You cannot count an Indian meal as complete without one or two chutneys. There is a lot many varieties of chutneys in India and many of them are made of seasonal fruits. Raw mango chutney is one such tempting chutney. Delicious in taste, this sweet and sour chutney can be served as an accompaniment with any meal and is very easy to make at home.
- 2 large size raw mangoes
- 1 tbsp grated ginger
- ½ tsp onion seeds (kalaunji),
- ¼ tsp black salt
- 1 tsp salt
- 1 tsp red chili powder
- 1 tsp garam masala
- 1 tsp roasted cumin seeds powder
- Pinch of asafetida (hing)
- 2 tsp musk melon seeds (kharbooza beej) (optional)
- 1 cup sugar
- 1 tbsp oil
- Peel and slice the pulpy portion of raw mangoes into small pieces. You may scrap or grate them too as many people make this chutney from grated mangoes.

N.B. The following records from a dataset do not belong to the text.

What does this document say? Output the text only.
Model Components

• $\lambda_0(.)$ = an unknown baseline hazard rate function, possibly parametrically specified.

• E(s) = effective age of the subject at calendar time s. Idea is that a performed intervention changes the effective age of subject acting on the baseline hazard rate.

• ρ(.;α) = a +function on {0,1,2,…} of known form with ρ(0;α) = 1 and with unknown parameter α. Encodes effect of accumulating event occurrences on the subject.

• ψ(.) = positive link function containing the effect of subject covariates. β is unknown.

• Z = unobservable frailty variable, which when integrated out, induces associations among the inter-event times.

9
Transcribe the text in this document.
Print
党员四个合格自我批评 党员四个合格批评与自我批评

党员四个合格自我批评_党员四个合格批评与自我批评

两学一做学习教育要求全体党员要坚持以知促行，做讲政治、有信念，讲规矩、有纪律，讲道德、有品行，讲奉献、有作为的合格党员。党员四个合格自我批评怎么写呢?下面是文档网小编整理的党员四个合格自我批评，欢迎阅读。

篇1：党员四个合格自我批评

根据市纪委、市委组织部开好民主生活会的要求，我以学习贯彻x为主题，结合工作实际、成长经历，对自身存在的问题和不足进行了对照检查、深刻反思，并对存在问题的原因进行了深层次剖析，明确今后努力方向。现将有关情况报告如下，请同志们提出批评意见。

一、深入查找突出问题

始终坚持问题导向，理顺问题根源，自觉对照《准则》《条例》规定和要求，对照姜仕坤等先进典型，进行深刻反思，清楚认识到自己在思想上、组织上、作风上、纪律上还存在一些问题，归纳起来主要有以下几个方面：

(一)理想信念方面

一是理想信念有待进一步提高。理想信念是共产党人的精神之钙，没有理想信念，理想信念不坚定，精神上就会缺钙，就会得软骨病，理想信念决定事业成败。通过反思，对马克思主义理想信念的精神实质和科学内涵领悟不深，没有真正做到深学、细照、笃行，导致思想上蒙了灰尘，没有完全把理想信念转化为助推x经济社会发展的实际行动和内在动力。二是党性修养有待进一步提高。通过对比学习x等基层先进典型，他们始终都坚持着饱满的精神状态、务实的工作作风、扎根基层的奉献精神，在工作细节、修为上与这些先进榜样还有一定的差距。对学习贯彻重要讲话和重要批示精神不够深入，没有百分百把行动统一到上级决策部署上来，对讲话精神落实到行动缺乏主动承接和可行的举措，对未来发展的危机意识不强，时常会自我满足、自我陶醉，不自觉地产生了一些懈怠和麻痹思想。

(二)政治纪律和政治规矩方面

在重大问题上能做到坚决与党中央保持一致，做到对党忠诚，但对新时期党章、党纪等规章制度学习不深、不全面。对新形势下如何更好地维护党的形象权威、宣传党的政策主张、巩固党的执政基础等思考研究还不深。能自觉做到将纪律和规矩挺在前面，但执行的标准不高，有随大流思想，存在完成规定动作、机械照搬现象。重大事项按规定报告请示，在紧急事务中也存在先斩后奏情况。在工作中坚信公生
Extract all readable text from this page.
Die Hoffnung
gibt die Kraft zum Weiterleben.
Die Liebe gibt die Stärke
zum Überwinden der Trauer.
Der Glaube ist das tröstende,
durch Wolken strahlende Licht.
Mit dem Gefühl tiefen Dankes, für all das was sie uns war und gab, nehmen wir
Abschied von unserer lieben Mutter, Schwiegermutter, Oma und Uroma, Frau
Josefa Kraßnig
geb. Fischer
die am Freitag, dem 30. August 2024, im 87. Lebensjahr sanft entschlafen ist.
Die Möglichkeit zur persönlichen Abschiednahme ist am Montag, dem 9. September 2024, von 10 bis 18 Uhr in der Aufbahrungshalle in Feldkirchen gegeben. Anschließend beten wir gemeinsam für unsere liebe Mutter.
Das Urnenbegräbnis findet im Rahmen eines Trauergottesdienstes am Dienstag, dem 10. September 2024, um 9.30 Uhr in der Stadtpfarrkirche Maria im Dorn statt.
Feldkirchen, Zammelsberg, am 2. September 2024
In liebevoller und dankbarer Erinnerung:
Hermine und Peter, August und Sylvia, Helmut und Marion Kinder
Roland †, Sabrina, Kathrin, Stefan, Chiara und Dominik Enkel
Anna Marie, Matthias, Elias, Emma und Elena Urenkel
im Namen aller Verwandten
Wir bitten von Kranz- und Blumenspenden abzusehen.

- Put a pan on medium heat with oil in it add onion seeds to it when hot.
- When crackling of onion seeds starts add grated ginger, sauté for a minute and add rest of the ingredients except roasted cumin seeds powder.
- Mix well and cook for 10 minutes covered with lid of the pan.
- Open the lid, add musk melon seeds and roasted cumin seeds powder, mix well and let it cook for another 10 minutes with lid on.
- Open the lid and mix once again. Turn off the heat and let it cool.
- Pour into air tight container and serve according to requirement, this chutney can be stored for a year if refrigerated.
Preparation Time: 40 minutes
Serves: 2 – 3
- For the best chutney, always select stiff and hard mangoes which when peeled should be white from inside.
- Jaggery may be used in place of sugar.
- Raisins may also be added along with melon seeds in this chutney.